I did not know that they had a range of calibers from .22 to .45. The argument was that they are indeed just sporting guns that happen to look really menacing.
Absent from the scolding, and my point in this particular rant, is that the issue behind strictly controlling these guns isn’t caliber or appearance, it is capacity. The muskets of Second Amendment days had one shot and took around a minute to reload. One person could not possible carry out a mass execution. Shooters could be stilled after a single round. Today’s AR-15 can be equipped with a 100 round clip. No matter how ordinary the guns are made out to be, 100 rounds fired in rapid succession–in the time it took a musketeer to reload–is well worth a legislative ban.
That’s your take on the Constitution, not shared by all. That is why this Presidential election is so important. We need to keep you Liberals from using the supreme court to rewrite the Constitution.
There is nothing like an actual education (along with the fine writing) to make a good and strong point. As my historian husband says, “Those who do not know their history are putty in the hands of …” Well done as usual, Terry!

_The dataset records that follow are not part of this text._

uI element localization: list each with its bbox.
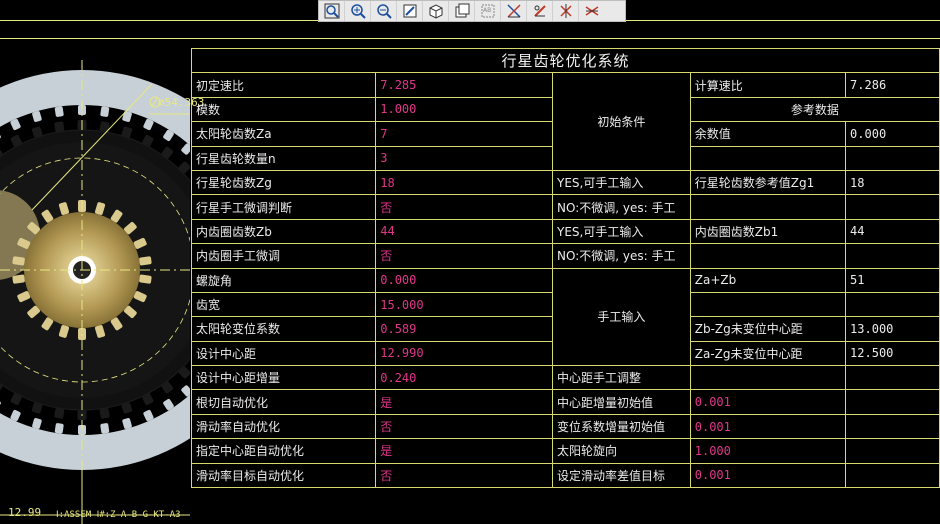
row-label: 行星手工微调判断 [190,194,377,220]
za-zb-value: 51 [845,267,940,293]
status-bar-text: Ⅰ:ASSEM Ⅰ#:Z-A-B-G-KT-A3 [56,510,181,520]
input-slide-rate-optimize[interactable]: 否 [375,413,554,440]
sketch-icon[interactable] [501,1,527,21]
input-initial-ratio[interactable]: 7.285 [375,72,554,98]
input-slide-diff-target[interactable]: 0.001 [689,462,847,489]
input-center-increment-init[interactable]: 0.001 [689,389,847,415]
row-label: 行星齿轮数量n [190,145,377,171]
dim-bottom-label: 12.99 [8,506,42,519]
datum-axes-icon[interactable]: AB [475,1,501,21]
repaint-icon[interactable] [397,1,423,21]
empty-cell [845,365,940,391]
ring-teeth-ref-value: 44 [845,218,940,245]
za-zg-center-label: Za-Zg未变位中心距 [689,340,847,367]
empty-cell [689,194,847,220]
row-label: 齿宽 [190,291,377,318]
spin-center-icon[interactable] [579,1,605,21]
remainder-value: 0.000 [845,121,940,147]
empty-cell [845,243,940,269]
slide-diff-target-label: 设定滑动率差值目标 [552,462,691,489]
input-helix-angle[interactable]: 0.000 [375,267,554,293]
datum-csys-icon[interactable] [527,1,553,21]
empty-cell [845,462,940,489]
input-ring-manual-adjust[interactable]: 否 [375,243,554,269]
empty-cell [845,145,940,171]
za-zg-center-value: 12.500 [845,340,940,367]
hint-cell: NO:不微调, yes: 手工 [552,194,691,220]
orient-icon[interactable] [423,1,449,21]
zb-zg-center-value: 13.000 [845,316,940,342]
planet-teeth-ref-label: 行星轮齿数参考值Zg1 [689,169,847,196]
calc-ratio-label: 计算速比 [689,72,847,98]
center-distance-manual-label: 中心距手工调整 [552,365,691,391]
center-increment-init-label: 中心距增量初始值 [552,389,691,415]
zoom-in-icon[interactable] [345,1,371,21]
empty-cell [845,291,940,318]
row-label: 螺旋角 [190,267,377,293]
row-label: 模数 [190,96,377,123]
row-label: 设计中心距增量 [190,365,377,391]
input-module[interactable]: 1.000 [375,96,554,123]
remainder-label: 余数值 [689,121,847,147]
input-planet-manual-adjust[interactable]: 否 [375,194,554,220]
row-label: 滑动率自动优化 [190,413,377,440]
input-undercut-optimize[interactable]: 是 [375,389,554,415]
input-sun-shift-coef[interactable]: 0.589 [375,316,554,342]
zb-zg-center-label: Zb-Zg未变位中心距 [689,316,847,342]
empty-cell [689,291,847,318]
calc-ratio-value: 7.286 [845,72,940,98]
empty-cell [845,389,940,415]
input-face-width[interactable]: 15.000 [375,291,554,318]
ring-teeth-ref-label: 内齿圈齿数Zb1 [689,218,847,245]
input-ring-teeth[interactable]: 44 [375,218,554,245]
shift-increment-init-label: 变位系数增量初始值 [552,413,691,440]
input-shift-increment-init[interactable]: 0.001 [689,413,847,440]
za-zb-label: Za+Zb [689,267,847,293]
zoom-window-icon[interactable] [319,1,345,21]
row-label: 根切自动优化 [190,389,377,415]
input-center-distance-increment[interactable]: 0.240 [375,365,554,391]
planet-teeth-ref-value: 18 [845,169,940,196]
row-label: 太阳轮变位系数 [190,316,377,342]
row-label: 太阳轮齿数Za [190,121,377,147]
input-planet-count[interactable]: 3 [375,145,554,171]
svg-text:AB: AB [483,7,491,14]
row-label: 内齿圈齿数Zb [190,218,377,245]
frame-line-top-right [626,20,940,21]
empty-cell [845,413,940,440]
table-title: 行星齿轮优化系统 [191,47,940,74]
row-label: 设计中心距 [190,340,377,367]
hint-cell: YES,可手工输入 [552,218,691,245]
row-label: 指定中心距自动优化 [190,438,377,464]
empty-cell [689,145,847,171]
input-design-center-distance[interactable]: 12.990 [375,340,554,367]
hint-cell: YES,可手工输入 [552,169,691,196]
initial-conditions-label: 初始条件 [552,72,691,171]
empty-cell [845,438,940,464]
input-center-distance-optimize[interactable]: 是 [375,438,554,464]
empty-cell [689,243,847,269]
empty-cell [845,194,940,220]
empty-cell [689,365,847,391]
row-label: 初定速比 [190,72,377,98]
row-label: 内齿圈手工微调 [190,243,377,269]
row-label: 行星轮齿数Zg [190,169,377,196]
reference-data-header: 参考数据 [689,96,940,123]
input-planet-teeth[interactable]: 18 [375,169,554,196]
datum-points-icon[interactable] [553,1,579,21]
view-toolbar: AB [318,0,626,22]
row-label: 滑动率目标自动优化 [190,462,377,489]
zoom-out-icon[interactable] [371,1,397,21]
input-sun-teeth[interactable]: 7 [375,121,554,147]
sun-helix-direction-label: 太阳轮旋向 [552,438,691,464]
view-list-icon[interactable] [449,1,475,21]
input-slide-target-optimize[interactable]: 否 [375,462,554,489]
manual-input-label: 手工输入 [552,267,691,367]
hint-cell: NO:不微调, yes: 手工 [552,243,691,269]
planetary-gear-table: 行星齿轮优化系统 初定速比 7.285 初始条件 计算速比 7.286 模数 1… [190,47,940,489]
input-sun-helix-direction[interactable]: 1.000 [689,438,847,464]
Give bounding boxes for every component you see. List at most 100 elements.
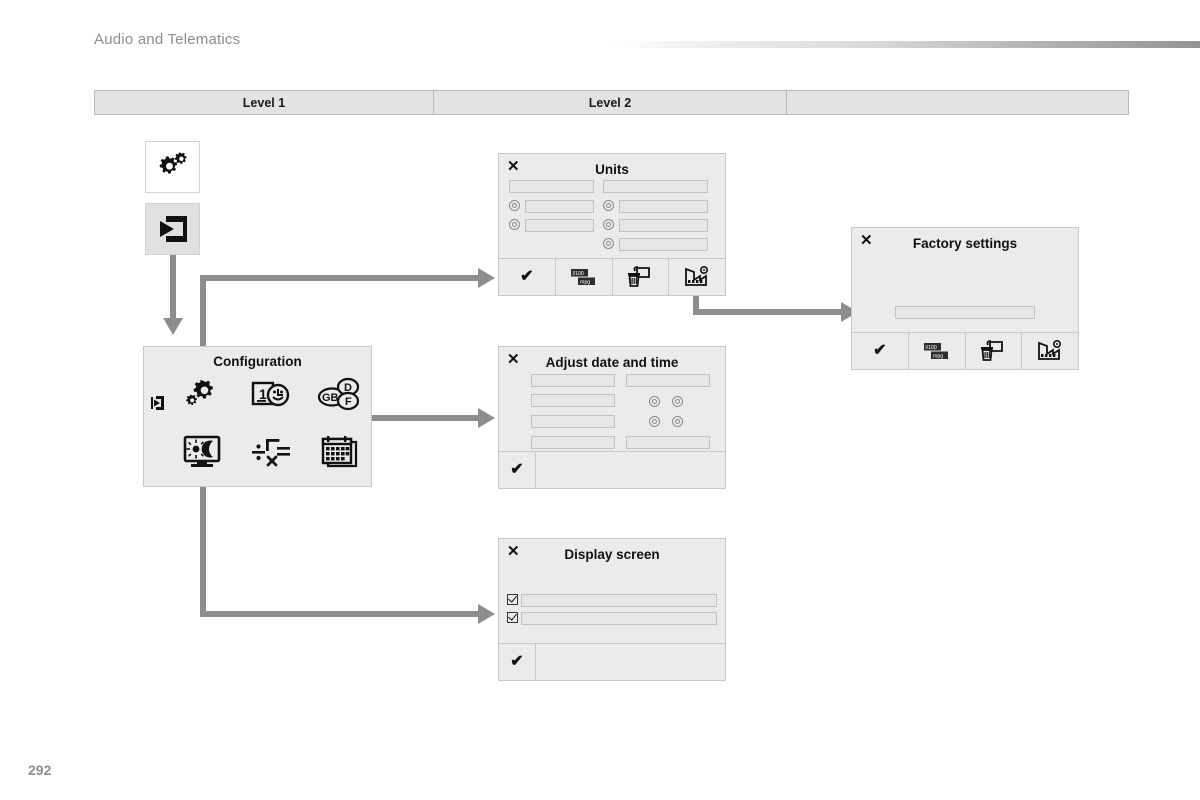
units-radio-left-1[interactable] [509,219,520,230]
units-factory-settings-button[interactable] [669,259,725,295]
calendar-icon [319,435,359,469]
page-number: 292 [28,762,52,778]
svg-text:1: 1 [259,386,267,402]
display-footer-empty [536,644,725,680]
time-radio-3[interactable] [672,416,683,427]
units-radio-right-0b[interactable] [603,219,614,230]
level-1-header: Level 1 [95,91,434,114]
connector-config-to-units [200,275,482,281]
check-icon: ✔ [510,461,524,478]
time-radio-1[interactable] [672,396,683,407]
configuration-menu-panel: Configuration 1 GB D F [143,346,372,487]
units-field-right-0[interactable] [603,180,708,193]
time-radio-0[interactable] [649,396,660,407]
svg-text:l/100: l/100 [572,271,583,277]
date-time-footer-empty [536,452,725,488]
factory-settings-body [852,228,1078,333]
units-field-left-1[interactable] [525,200,594,213]
factory-reset-button[interactable] [1022,333,1078,369]
factory-settings-field[interactable] [895,306,1035,319]
config-icon-calendar[interactable] [316,431,362,473]
svg-text:mpg: mpg [580,280,590,286]
time-field-1[interactable] [626,436,710,449]
svg-text:F: F [345,396,352,408]
adjust-date-time-body [499,347,725,452]
level-table-header: Level 1 Level 2 [94,90,1129,115]
units-radio-right-0[interactable] [603,200,614,211]
units-screen-body [499,154,725,259]
check-icon: ✔ [510,653,524,670]
factory-settings-footer: ✔ l/100 mpg [852,332,1078,369]
gears-icon [184,378,220,410]
units-screen-footer: ✔ l/100 mpg [499,258,725,295]
display-field-1[interactable] [521,612,717,625]
display-screen-screen: ✕ Display screen ✔ [498,538,726,681]
config-icon-gears[interactable] [179,373,225,415]
arrow-config-to-datetime [478,408,495,428]
display-field-0[interactable] [521,594,717,607]
units-unit-toggle-button[interactable]: l/100 mpg [556,259,613,295]
display-checkbox-1[interactable] [507,612,518,623]
units-field-right-2[interactable] [619,219,708,232]
arrow-config-to-units [478,268,495,288]
date-time-confirm-button[interactable]: ✔ [499,452,536,488]
date-field-0[interactable] [531,374,615,387]
units-confirm-button[interactable]: ✔ [499,259,556,295]
factory-settings-icon [1037,340,1063,362]
connector-config-to-display [200,611,482,617]
units-screen: ✕ Units ✔ l/100 mpg [498,153,726,296]
configuration-title: Configuration [213,354,302,369]
display-checkbox-0[interactable] [507,594,518,605]
svg-text:mpg: mpg [933,354,943,360]
factory-confirm-button[interactable]: ✔ [852,333,909,369]
config-icon-display[interactable] [179,431,225,473]
display-confirm-button[interactable]: ✔ [499,644,536,680]
svg-text:l/100: l/100 [925,345,936,351]
page-title: Audio and Telematics [94,31,241,48]
units-field-right-3[interactable] [619,238,708,251]
units-l100-mpg-icon: l/100 mpg [923,342,950,360]
settings-gears-tile[interactable] [145,141,200,193]
units-math-icon [249,435,293,469]
language-gb-d-f-icon: GB D F [317,377,361,411]
units-field-left-2[interactable] [525,219,594,232]
date-field-2[interactable] [531,415,615,428]
exit-arrow-icon[interactable] [147,392,169,414]
config-icon-language[interactable]: GB D F [316,373,362,415]
connector-tile-to-config [170,255,176,320]
check-icon: ✔ [873,342,887,359]
units-l100-mpg-icon: l/100 mpg [570,268,597,286]
manual-page: Audio and Telematics 292 Level 1 Level 2 [0,0,1200,800]
date-field-3[interactable] [531,436,615,449]
enter-arrow-box-icon [156,213,190,245]
units-radio-left-0[interactable] [509,200,520,211]
date-time-icon: 1 [251,379,291,409]
factory-settings-screen: ✕ Factory settings ✔ l/100 mpg [851,227,1079,370]
date-field-1[interactable] [531,394,615,407]
time-field-0[interactable] [626,374,710,387]
display-screen-body [499,539,725,644]
units-field-left-0[interactable] [509,180,594,193]
svg-text:GB: GB [322,392,339,404]
units-field-right-1[interactable] [619,200,708,213]
menu-enter-tile[interactable] [145,203,200,255]
factory-unit-toggle-button[interactable]: l/100 mpg [909,333,966,369]
level-3-header [787,91,1128,114]
display-screen-footer: ✔ [499,643,725,680]
delete-trash-icon [979,340,1007,362]
config-icon-date-time[interactable]: 1 [248,373,294,415]
arrow-tile-to-config [163,318,183,335]
check-icon: ✔ [520,268,534,285]
delete-trash-icon [626,266,654,288]
factory-settings-icon [684,266,710,288]
time-radio-2[interactable] [649,416,660,427]
adjust-date-time-screen: ✕ Adjust date and time ✔ [498,346,726,489]
header-rule [612,41,1200,48]
gears-icon [156,152,190,182]
factory-delete-button[interactable] [966,333,1023,369]
units-radio-right-2[interactable] [603,238,614,249]
units-delete-button[interactable] [613,259,670,295]
arrow-config-to-display [478,604,495,624]
display-brightness-icon [182,435,222,469]
config-icon-units-math[interactable] [248,431,294,473]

The second amendment was not put into the constitution for hunters or personal protection. The second amendment was meant insure that citizens would not again fall under the yoke of a tyrannical government (either our own or external).
An example would be the cultural revolution in China where millions (yes millions) of unarmed citizens were murdered by political zealots. Many were hacked or burned to death, cannibilism has come to light. Unthinkable? The regimes of Hitler, Stalin, Mao, and Pol Pot say not. Dictators do not adhere to election results nor to peaceful protest.
As for citizen militias they can be formed when the need arises as long as the people have will and the weapons to throw off an authoritarian regime or outside threat.
Lastly, it seems the Orlando tragedy has brought renewed fervor to the gun control movement, however if you look at the perpetrators and their daily actions worldwide, Jihadis kill thousands. Daily. Yes with guns, and bombs, beheadings, acid attacks, stoning and the dropping of accused homosexuals off of buildings in public displays. They are here and an unarmed population will make their sworn mission so much easier.
Here! Here! (A#1, you are appropriately named).
Good civics lesson. It is notoriously difficult to the cultural mindset of the late 18th C on the political landscape of the 21st C. History DOES matter. Understanding the context (which is part of the public record) by which the 2nd Amendment was passed allows us to be more deliberate in making an informed decision today. Alas, there is so little calm & sober voices articulating the complexity of hot-button issues. Thank you Terry for maneuvering so forthrightly in the minefield.
Terry – It good to know someone was with our founding father to get the insight why they wrote the bill of rights. I always thought they wrote the second amendment to control our own government. In order to control the people they must be disarmed and then the government can do pretty much what they want. There is an ad on T.V. from the NRA that states it just right “…when evil knocks on our doors, Americans have a power no other people on the planet share.”
Do you ever wonder America has been so successful in the world? Maybe It’s our Bill of Rights and our Constitution. They may be old, but the writers knew about the abuses put on people who cannot defend themselves. Government only has the rights people give them, not the other way around. No other country on earth has the freedom we do, However, many of those freedoms are being taken away by un-elected government agencies and that is why we are slipping in the world. Let’s make America Great again!